Gentle, hypoallergenic formula. Contains Zinc Oxide. Free of dyes, oils and alcohol. Absorbs across 100% of the UVA/UVB spectrum. Won’t irritate or sting eyes. Fragrance-free. Non-greasy.
Active: Octinoxate (7.5%), Octisalate (5%), Zinc Oxide (14.5%), Other: Water, Propylene Glycol, C12-15 Alkyl Benzoate, Neopentyl Glycol Diheptanoate, Cyclopentasiloxane, Cetyl PEG/PPG-10/1 Dimethicone, PEG-12 Dimethicone Crosspolymer, Triethoxycaprylylsilane, Aloe Barbadensis Leaf Extract, Ethylhexyl Palmitate, Diazolidinyl Urea, Methylparaben, Propylparaben, Sodium Chloride
This ubiquitous sun-care line has been around for over sixty years and is almost as synonymous with sunscreen as Kleenex is with facial tissue. Yet despite their longstanding history, there is something wanton about a corporation so recognized as a sunscreen manufacturer selling such an abundance of pathetically formulated sunscreens. Although more Coppertone sunscreens than ever include avobenzone or zinc oxide for UVA protection, most of them are still lacking—making this a line to shop very carefully. Ironically, Coppertone includes a fair amount of accurate, sun-smart information on their Web site—but their products aren't following the same advice! For example, they recommend you apply a sunscreen with SPF 15 or higher whenever you go outdoors—but then they sell several sunscreens with SPF ratings well below that. That's sort of like your personal trainer puffing on a cigarette while encouraging you to go another ten minutes on the treadmill. They also correctly advise consumers to reapply sunscreen after swimming, perspiring, or toweling off, yet sell products they claim are waterproof and "ultra sweatproof." Don't they realize that is likely to be interpreted by most people as 'one application and you're good to go no matter what outdoor activity is planned'? Regardless of the type of tenacious claim made, all sunscreens need to be reapplied at regular intervals if you are swimming or engaged in strenuous physical activity.
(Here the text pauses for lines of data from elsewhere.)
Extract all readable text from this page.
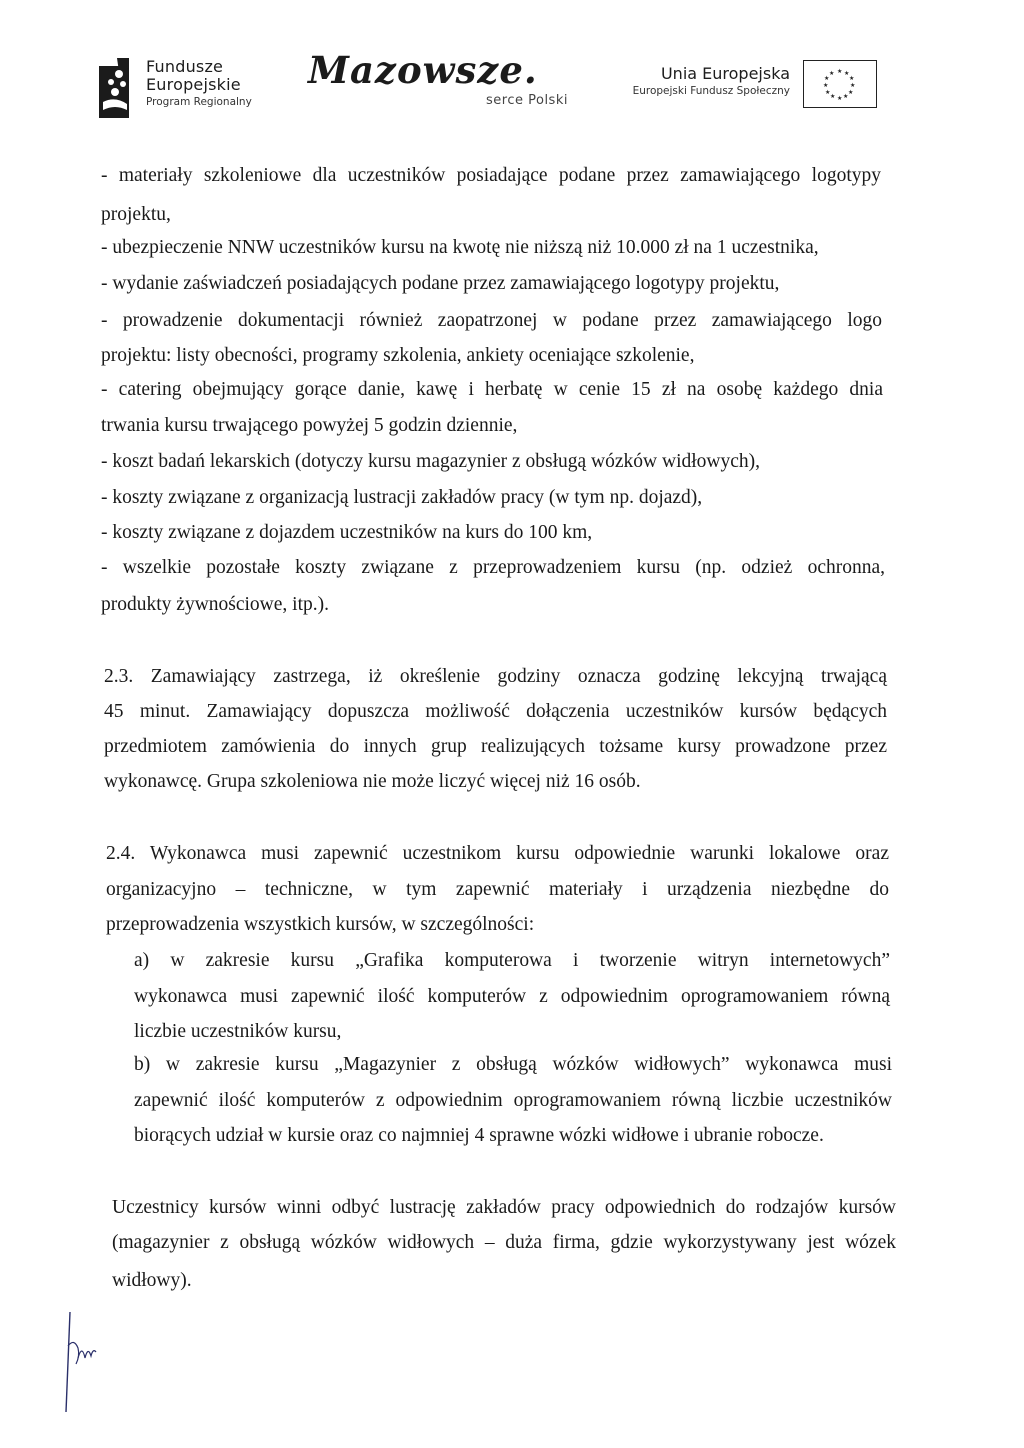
Fundusze
Europejskie
Program Regionalny
Mazowsze.
serce Polski
Unia Europejska
Europejski Fundusz Społeczny
★ ★
★
★
★
★
★
★
★
★
★
★
- materiały szkoleniowe dla uczestników posiadające podane przez zamawiającego logotypy
projektu,
- ubezpieczenie NNW uczestników kursu na kwotę nie niższą niż 10.000 zł na 1 uczestnika,
- wydanie zaświadczeń posiadających podane przez zamawiającego logotypy projektu,
- prowadzenie dokumentacji również zaopatrzonej w podane przez zamawiającego logo
projektu: listy obecności, programy szkolenia, ankiety oceniające szkolenie,
- catering obejmujący gorące danie, kawę i herbatę w cenie 15 zł na osobę każdego dnia
trwania kursu trwającego powyżej 5 godzin dziennie,
- koszt badań lekarskich (dotyczy kursu magazynier z obsługą wózków widłowych),
- koszty związane z organizacją lustracji zakładów pracy (w tym np. dojazd),
- koszty związane z dojazdem uczestników na kurs do 100 km,
- wszelkie pozostałe koszty związane z przeprowadzeniem kursu (np. odzież ochronna,
produkty żywnościowe, itp.).
2.3. Zamawiający zastrzega, iż określenie godziny oznacza godzinę lekcyjną trwającą
45 minut. Zamawiający dopuszcza możliwość dołączenia uczestników kursów będących
przedmiotem zamówienia do innych grup realizujących tożsame kursy prowadzone przez
wykonawcę. Grupa szkoleniowa nie może liczyć więcej niż 16 osób.
2.4. Wykonawca musi zapewnić uczestnikom kursu odpowiednie warunki lokalowe oraz
organizacyjno – techniczne, w tym zapewnić materiały i urządzenia niezbędne do
przeprowadzenia wszystkich kursów, w szczególności:
a) w zakresie kursu „Grafika komputerowa i tworzenie witryn internetowych”
wykonawca musi zapewnić ilość komputerów z odpowiednim oprogramowaniem równą
liczbie uczestników kursu,
b) w zakresie kursu „Magazynier z obsługą wózków widłowych” wykonawca musi
zapewnić ilość komputerów z odpowiednim oprogramowaniem równą liczbie uczestników
biorących udział w kursie oraz co najmniej 4 sprawne wózki widłowe i ubranie robocze.
Uczestnicy kursów winni odbyć lustrację zakładów pracy odpowiednich do rodzajów kursów
(magazynier z obsługą wózków widłowych – duża firma, gdzie wykorzystywany jest wózek
widłowy).
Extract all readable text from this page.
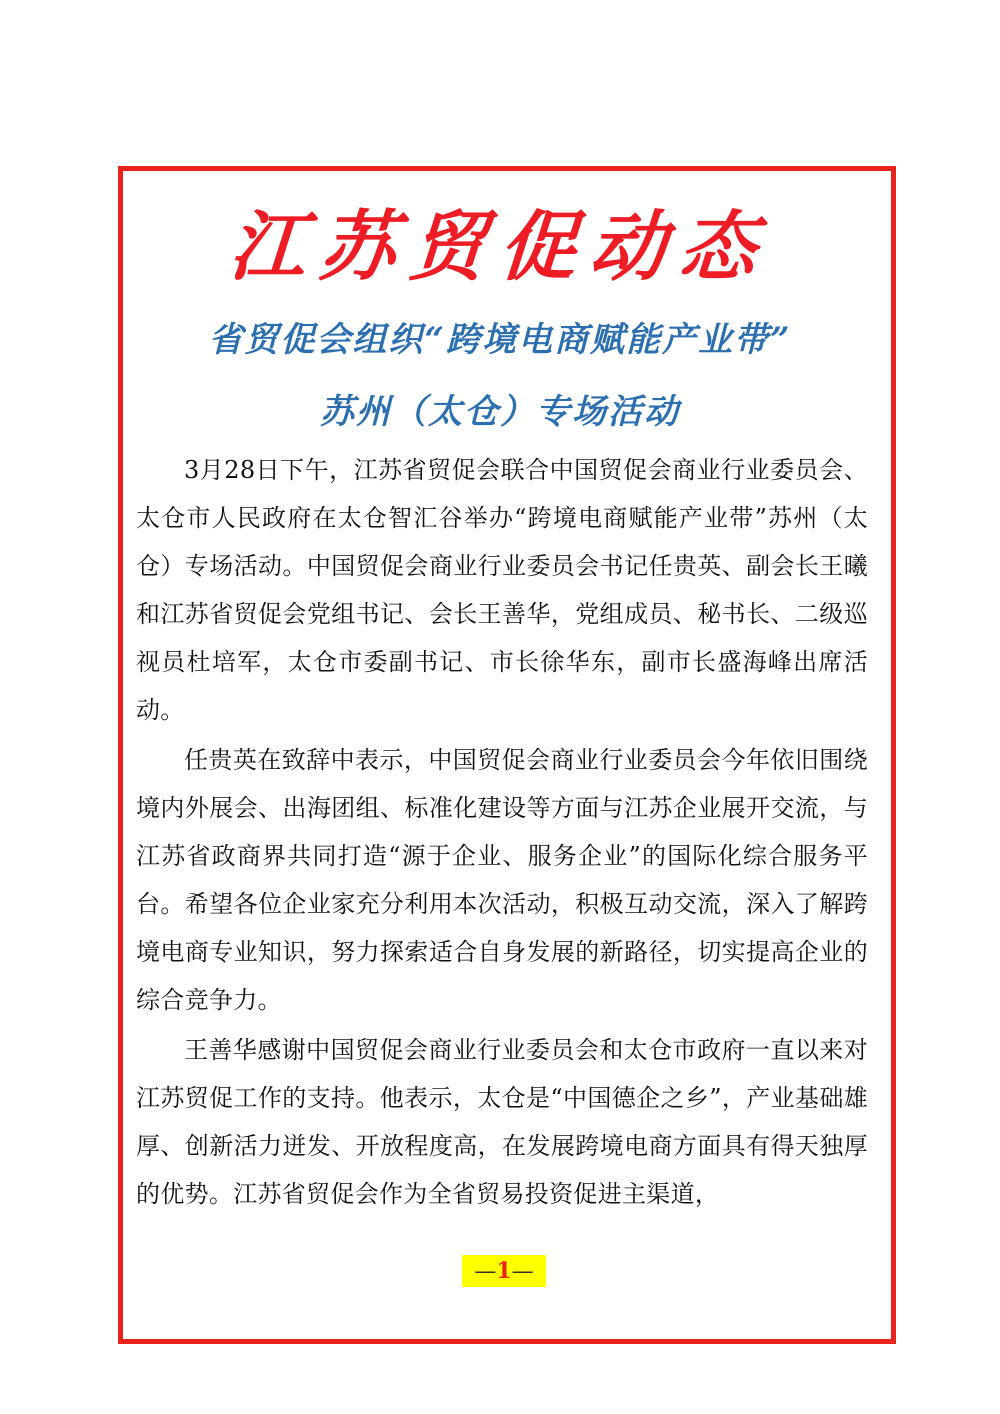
江苏贸促动态
省贸促会组织“跨境电商赋能产业带”
苏州（太仓）专场活动

3月28日下午，江苏省贸促会联合中国贸促会商业行业委员会、太仓市人民政府在太仓智汇谷举办“跨境电商赋能产业带”苏州（太仓）专场活动。中国贸促会商业行业委员会书记任贵英、副会长王曦和江苏省贸促会党组书记、会长王善华，党组成员、秘书长、二级巡视员杜培军，太仓市委副书记、市长徐华东，副市长盛海峰出席活动。

任贵英在致辞中表示，中国贸促会商业行业委员会今年依旧围绕境内外展会、出海团组、标准化建设等方面与江苏企业展开交流，与江苏省政商界共同打造“源于企业、服务企业”的国际化综合服务平台。希望各位企业家充分利用本次活动，积极互动交流，深入了解跨境电商专业知识，努力探索适合自身发展的新路径，切实提高企业的综合竞争力。

王善华感谢中国贸促会商业行业委员会和太仓市政府一直以来对江苏贸促工作的支持。他表示，太仓是“中国德企之乡”，产业基础雄厚、创新活力迸发、开放程度高，在发展跨境电商方面具有得天独厚的优势。江苏省贸促会作为全省贸易投资促进主渠道，

—1—
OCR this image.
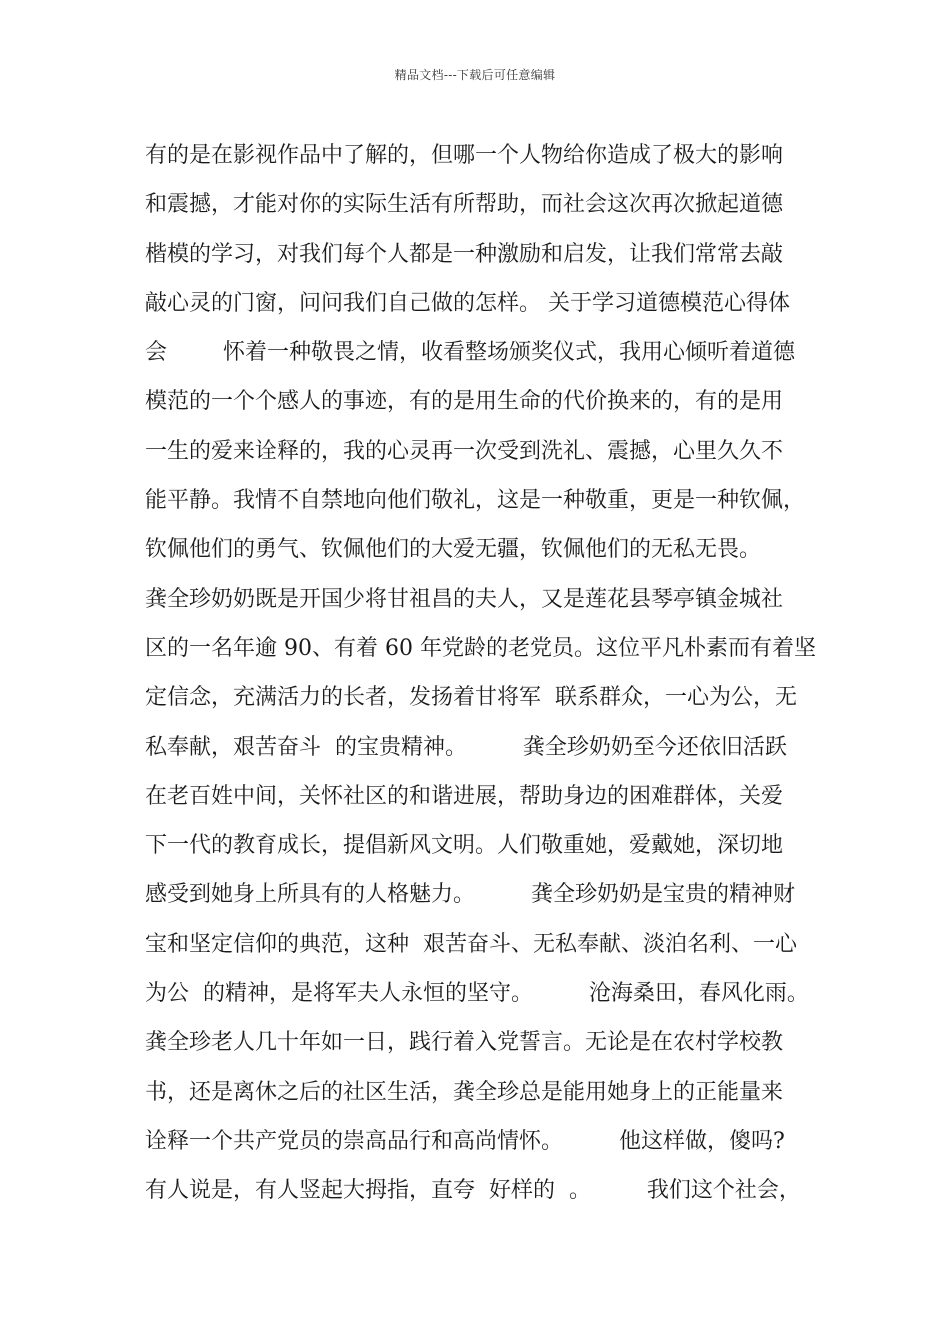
精品文档---下载后可任意编辑
有的是在影视作品中了解的，但哪一个人物给你造成了极大的影响
和震撼，才能对你的实际生活有所帮助，而社会这次再次掀起道德
楷模的学习，对我们每个人都是一种激励和启发，让我们常常去敲
敲心灵的门窗，问问我们自己做的怎样。 关于学习道德模范心得体
会        怀着一种敬畏之情，收看整场颁奖仪式，我用心倾听着道德
模范的一个个感人的事迹，有的是用生命的代价换来的，有的是用
一生的爱来诠释的，我的心灵再一次受到洗礼、震撼，心里久久不
能平静。我情不自禁地向他们敬礼，这是一种敬重，更是一种钦佩，
钦佩他们的勇气、钦佩他们的大爱无疆，钦佩他们的无私无畏。
龚全珍奶奶既是开国少将甘祖昌的夫人，又是莲花县琴亭镇金城社
区的一名年逾 90、有着 60 年党龄的老党员。这位平凡朴素而有着坚
定信念，充满活力的长者，发扬着甘将军  联系群众，一心为公，无
私奉献，艰苦奋斗  的宝贵精神。        龚全珍奶奶至今还依旧活跃
在老百姓中间，关怀社区的和谐进展，帮助身边的困难群体，关爱
下一代的教育成长，提倡新风文明。人们敬重她，爱戴她，深切地
感受到她身上所具有的人格魅力。        龚全珍奶奶是宝贵的精神财
宝和坚定信仰的典范，这种  艰苦奋斗、无私奉献、淡泊名利、一心
为公  的精神，是将军夫人永恒的坚守。        沧海桑田，春风化雨。
龚全珍老人几十年如一日，践行着入党誓言。无论是在农村学校教
书，还是离休之后的社区生活，龚全珍总是能用她身上的正能量来
诠释一个共产党员的崇高品行和高尚情怀。        他这样做，傻吗?
有人说是，有人竖起大拇指，直夸  好样的  。        我们这个社会，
Coppertone also boasts that its sunscreens for kids are the ones recommended most by pediatricians. If that's true, and your child's pediatrician recommends this brand without being specific as to which sunscreen to choose and which to avoid, be sure you find another pediatrician right away. It would mean your child's doctor doesn't know about the cumulative damage from UVA rays, andwe would worry about what else he or she wasn't up to date on.